Neste caso, a solução da crise não se daria pela simples
assunção constitucional do Vice, um General da linha dura, mas pela provável
decretação do estado de exceção (defesa ou sítio) para conter
eventuais distúrbios e ameaças, cuja extensão e profundidade tornaria
impossível controlar seus desdobramentos, em meio à polarização política e à
desmoralização institucional (Legislativo e Judiciário).
Ademais, diante de um parlamento burocratizado[ii],
com alta insensibilidade social – vide Maia e seu desdém pela Lei anticrime,
que não foi capaz de propor antes de Moro – e crônica disfuncionalidade
institucional, plasmada na assimetria entre o poder de veto e sua
(ir)responsabilidade governamental, não é possível cravar que as mesmas medidas
já apresentadas seriam aprovadas pelo Congresso apenas porque o Presidente
mudou.
A esta altura do jogo, em que a caixa de Pandora parlamentar
se encontra escancarada – com o Centrão cogitando vetar até os mais simples
decretos presidenciais pela singela motivação de afrontar o Governo, com o
apoio de setores liberais temerosos das tendências autoritárias do bolsonarismo
– e que o Judiciário é comandado por personagem que se sente acuado por simples
matéria jornalística, parece não haver dúvidas que as instituições, com ou sem
Bolsonaro, precisam ser reparadas, institucional e eticamente.
De um legislativo dominado pelo Centrão, só se pode esperar
o agravamento da anarquia gerencial/orçamentária, com pautas-bomba sendo
detonadas em série, à moda dos aumentos salariais ao alto funcionalismo e
magistratura, das PECs onde os recursos públicos são investidos sem
planejamento, ao sabor dos interesses locais imediatistas, de anistias amplas
às infrações políticas, etc.
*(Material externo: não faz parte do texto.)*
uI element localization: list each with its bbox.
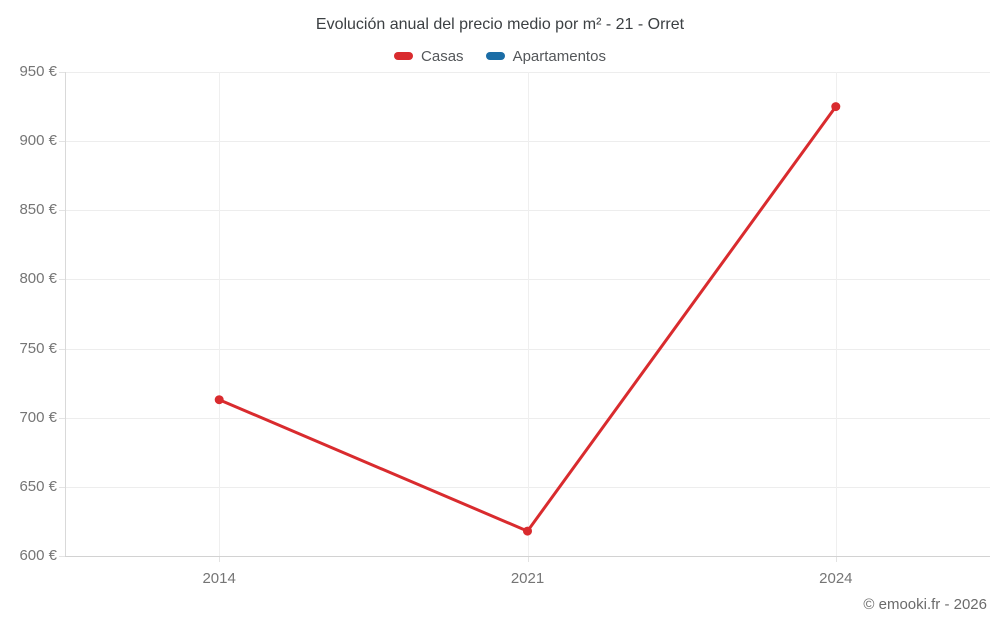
casas-data-point[interactable] [831, 102, 841, 112]
y-axis-label: 650 € [19, 477, 57, 495]
legend-item-casas[interactable]: Casas [394, 48, 464, 65]
x-axis-tick [219, 556, 221, 562]
chart-title: Evolución anual del precio medio por m² … [315, 16, 685, 33]
x-axis-label: 2021 [510, 570, 545, 587]
y-axis-tick [59, 348, 65, 350]
y-axis-label: 850 € [19, 201, 57, 219]
casas-data-point[interactable] [214, 395, 224, 405]
gridline-vertical [835, 72, 837, 556]
y-axis-label: 800 € [19, 270, 57, 288]
y-axis-label: 700 € [19, 408, 57, 426]
casas-data-point[interactable] [523, 526, 532, 536]
legend-label-apartamentos: Apartamentos [512, 47, 606, 65]
x-axis-line [65, 556, 990, 557]
x-axis-tick [835, 556, 837, 562]
y-axis-label: 950 € [19, 63, 57, 80]
y-axis-tick [59, 210, 65, 212]
legend: Casas Apartamentos [0, 47, 1000, 65]
y-axis-tick [59, 279, 65, 281]
legend-label-casas: Casas [421, 47, 464, 65]
apartamentos-swatch-icon [485, 52, 505, 60]
legend-item-apartamentos[interactable]: Apartamentos [485, 47, 606, 65]
gridline-vertical [219, 72, 221, 556]
x-axis-label: 2014 [202, 570, 236, 587]
casas-line-series [217, 105, 838, 533]
y-axis-tick [59, 556, 65, 557]
casas-swatch-icon [394, 52, 414, 60]
y-axis-label: 750 € [19, 339, 57, 357]
x-axis-tick [527, 556, 529, 562]
y-axis-label: 900 € [19, 132, 57, 150]
y-axis-tick [59, 72, 65, 73]
x-axis-label: 2024 [819, 570, 853, 587]
copyright-footer: © emooki.fr - 2026 [863, 596, 987, 613]
y-axis-tick [59, 141, 65, 143]
y-axis-tick [59, 486, 65, 488]
gridline-vertical [527, 72, 529, 556]
y-axis-tick [59, 417, 65, 419]
y-axis-line [65, 72, 66, 556]
y-axis-label: 600 € [19, 547, 57, 564]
De um STF que rasga a constituição para implantar
a censura em proveito próprio, e faz cara de paisagem, a mesma coisa: só novos
casuísmos na mesma direção.
Oxalá, tal barafunda seja revertida pela razão e a força das
vontades populares expressas nas recentes eleições, caso contrário, a refundação
da República trilhará, inexoravelmente, por caminhos tortuosos, onde,
pelo menos num primeiro momento, a poliarquia[iii] pode não
sair ganhando – o que não se constituiria numa exceção histórica.
São João da Barra, 25/04/19.
[i] Vide Joseph Schumpeter, Capitalismo,
Socialismo e Democracia; ed. Fundo de Cultura/RJ, 1961, passim.
[ii] Vide Max
Weber, Parlamentarismo e Governo numa Alemanha Reconstruída, in.
Max Weber – textos selecionados (Os Pensadores), ed. Abril Cultural/SP,
1985, passim.
[iv] Universidade
Estadual do Norte-Fluminense (Darcy Ribeiro).